Povoado de São Pedro

O coronel Augusto Antunes era um homem na casa dos 30 anos. Elegante e garboso, mas famoso por sua mão de ferro e frieza. Os escravos o chamavam de coisa ruim, o próprio demônio em pessoa.
-Vosmecê não devia estar cuidando de vossa esposa coronelzinho?
A voz suave da mulher de lábios vermelhos atravessou o quarto.
Deitado na cama o homem abriu um sorriso cínico.
- Aquela maldita balofa...- retorquiu, a aversão impressa em cada palavra.-  Não sabe o desgosto que tenho em dividir a cama com ela.

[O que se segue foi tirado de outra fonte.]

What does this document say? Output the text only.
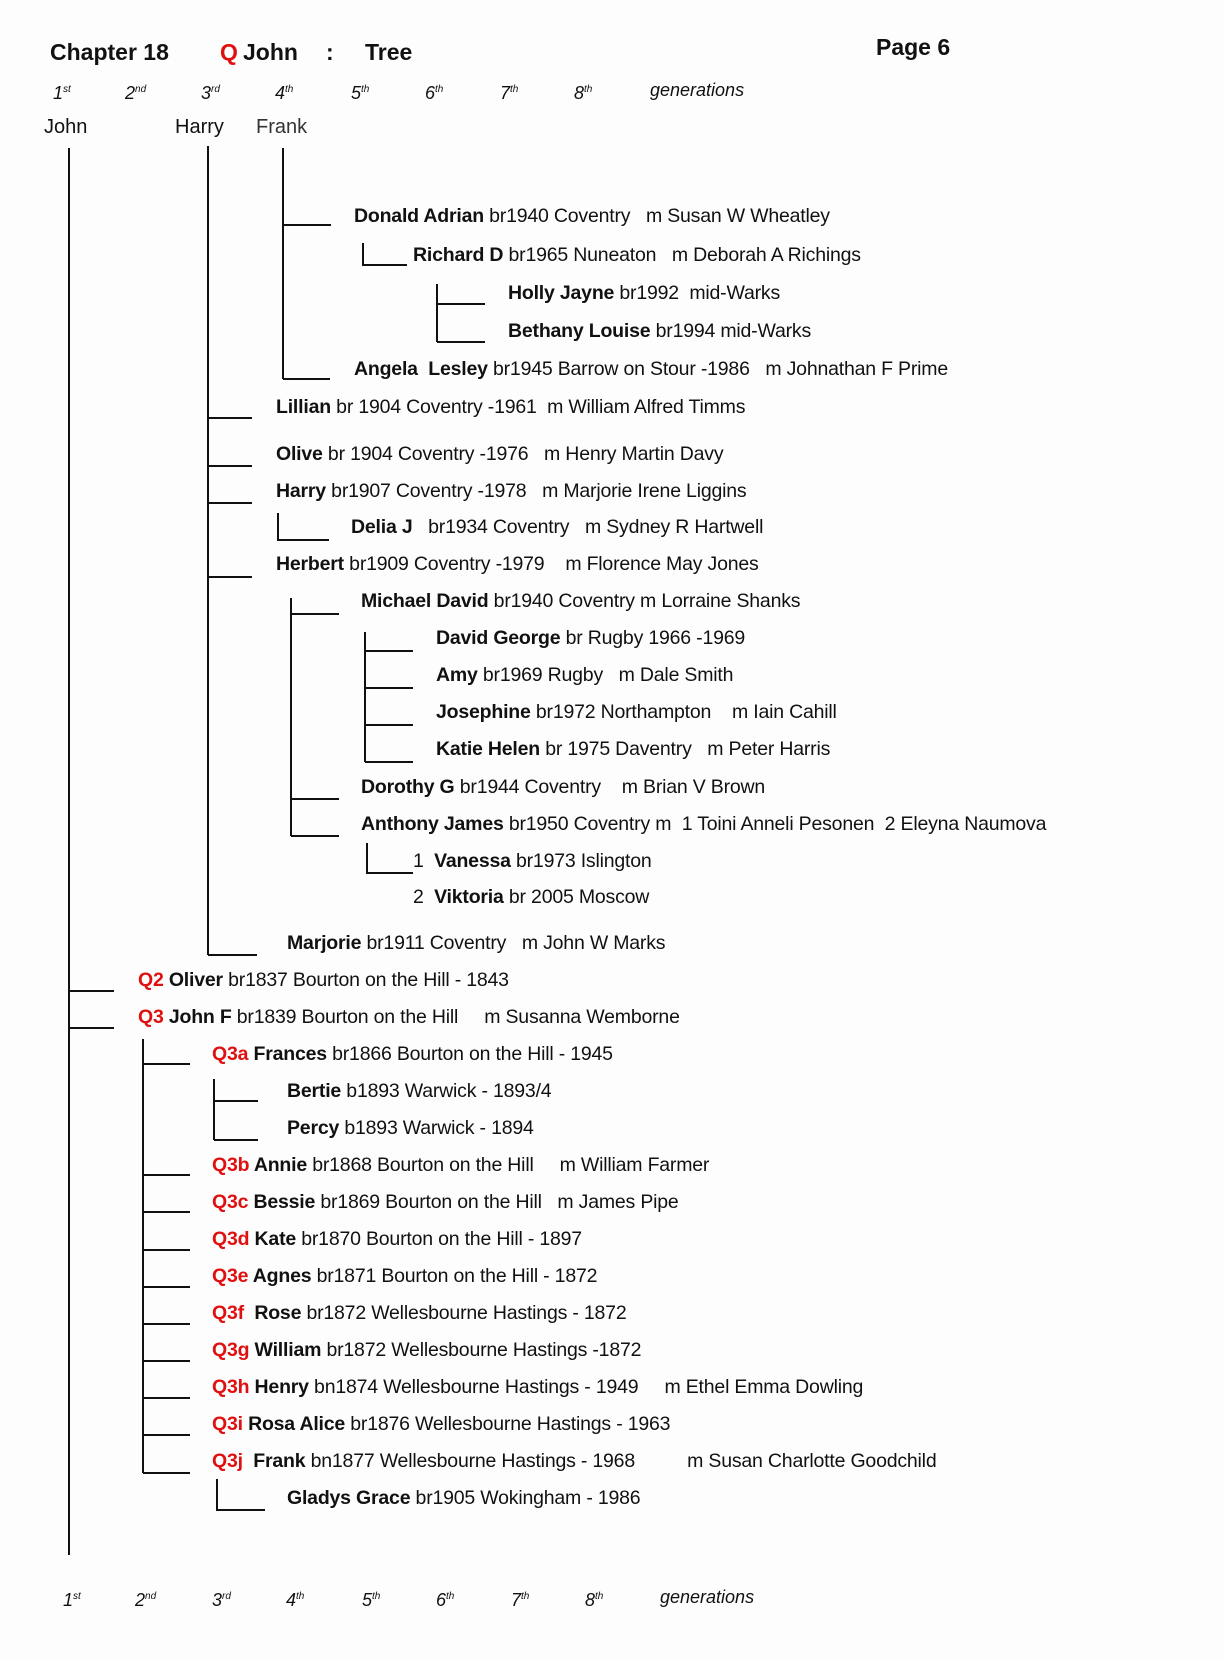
Chapter 18 Q John : Tree	Page 6
1st	2nd	3rd	4th	5th	6th	7th	8th	generations
1st	2nd	3rd	4th	5th	6th	7th	8th	generations
John	Harry Frank
Donald Adrian br1940 Coventry   m Susan W Wheatley
Richard D br1965 Nuneaton   m Deborah A Richings
Holly Jayne br1992  mid-Warks
Bethany Louise br1994 mid-Warks
Angela  Lesley br1945 Barrow on Stour -1986   m Johnathan F Prime
Lillian br 1904 Coventry -1961  m William Alfred Timms
Olive br 1904 Coventry -1976   m Henry Martin Davy
Harry br1907 Coventry -1978   m Marjorie Irene Liggins
Delia J   br1934 Coventry   m Sydney R Hartwell
Herbert br1909 Coventry -1979    m Florence May Jones
Michael David br1940 Coventry m Lorraine Shanks
David George br Rugby 1966 -1969
Amy br1969 Rugby   m Dale Smith
Josephine br1972 Northampton    m Iain Cahill
Katie Helen br 1975 Daventry   m Peter Harris
Dorothy G br1944 Coventry    m Brian V Brown
Anthony James br1950 Coventry m  1 Toini Anneli Pesonen  2 Eleyna Naumova
1  Vanessa br1973 Islington
2  Viktoria br 2005 Moscow
Marjorie br1911 Coventry   m John W Marks
Q2 Oliver br1837 Bourton on the Hill - 1843
Q3 John F br1839 Bourton on the Hill     m Susanna Wemborne
Q3a Frances br1866 Bourton on the Hill - 1945
Bertie b1893 Warwick - 1893/4
Percy b1893 Warwick - 1894
Q3b Annie br1868 Bourton on the Hill     m William Farmer
Q3c Bessie br1869 Bourton on the Hill   m James Pipe
Q3d Kate br1870 Bourton on the Hill - 1897
Q3e Agnes br1871 Bourton on the Hill - 1872
Q3f  Rose br1872 Wellesbourne Hastings - 1872
Q3g William br1872 Wellesbourne Hastings -1872
Q3h Henry bn1874 Wellesbourne Hastings - 1949     m Ethel Emma Dowling
Q3i Rosa Alice br1876 Wellesbourne Hastings - 1963
Q3j  Frank bn1877 Wellesbourne Hastings - 1968          m Susan Charlotte Goodchild
Gladys Grace br1905 Wokingham - 1986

A balofa, como costumava dizer, era a filha única do falecido Coronel Amaral. Para ele uma mulher sem atrativo algum que nada mais tinha de valioso a não ser o dote, a grande fortuna que herdara do pai. E que por ventura, agora lhe pertencia.
- Entonces é por isso que Vosmecê está aqui?
A mulher deslizou para a cama sensualmente, os cabelos macios cobrindo parte do corpo semi nu.
- A pobre sinhá não sabe lhe satisfazer os desejos...
Batidas na porta interromperam os beijos tórridos trocados pelos dois.
-Mas que diabos!-exclamou o coronel afastando a mulher.
-O assunto é sério patrão.
A voz do homem lá fora era cheia de nervosismo. Esperou alguns instantes até que a porta se abriu e o patrão apareceu a soleira abotoando a camisa branca.
-Espero que seja, oque Vosmecê faz aqui a esta hora?
-Eu não trago notícia boa não patrão.
-Fale duma vez e deixe de rodeios!
O recém chegado, um homem grande e barbado apertou o chapéu entre os dedos enquanto tentava encontrar palavras para explicar ao patrão os fatos que se ocorreram.
-Os escravos já chegaram na estância, mas a negrinha fugiu patrão.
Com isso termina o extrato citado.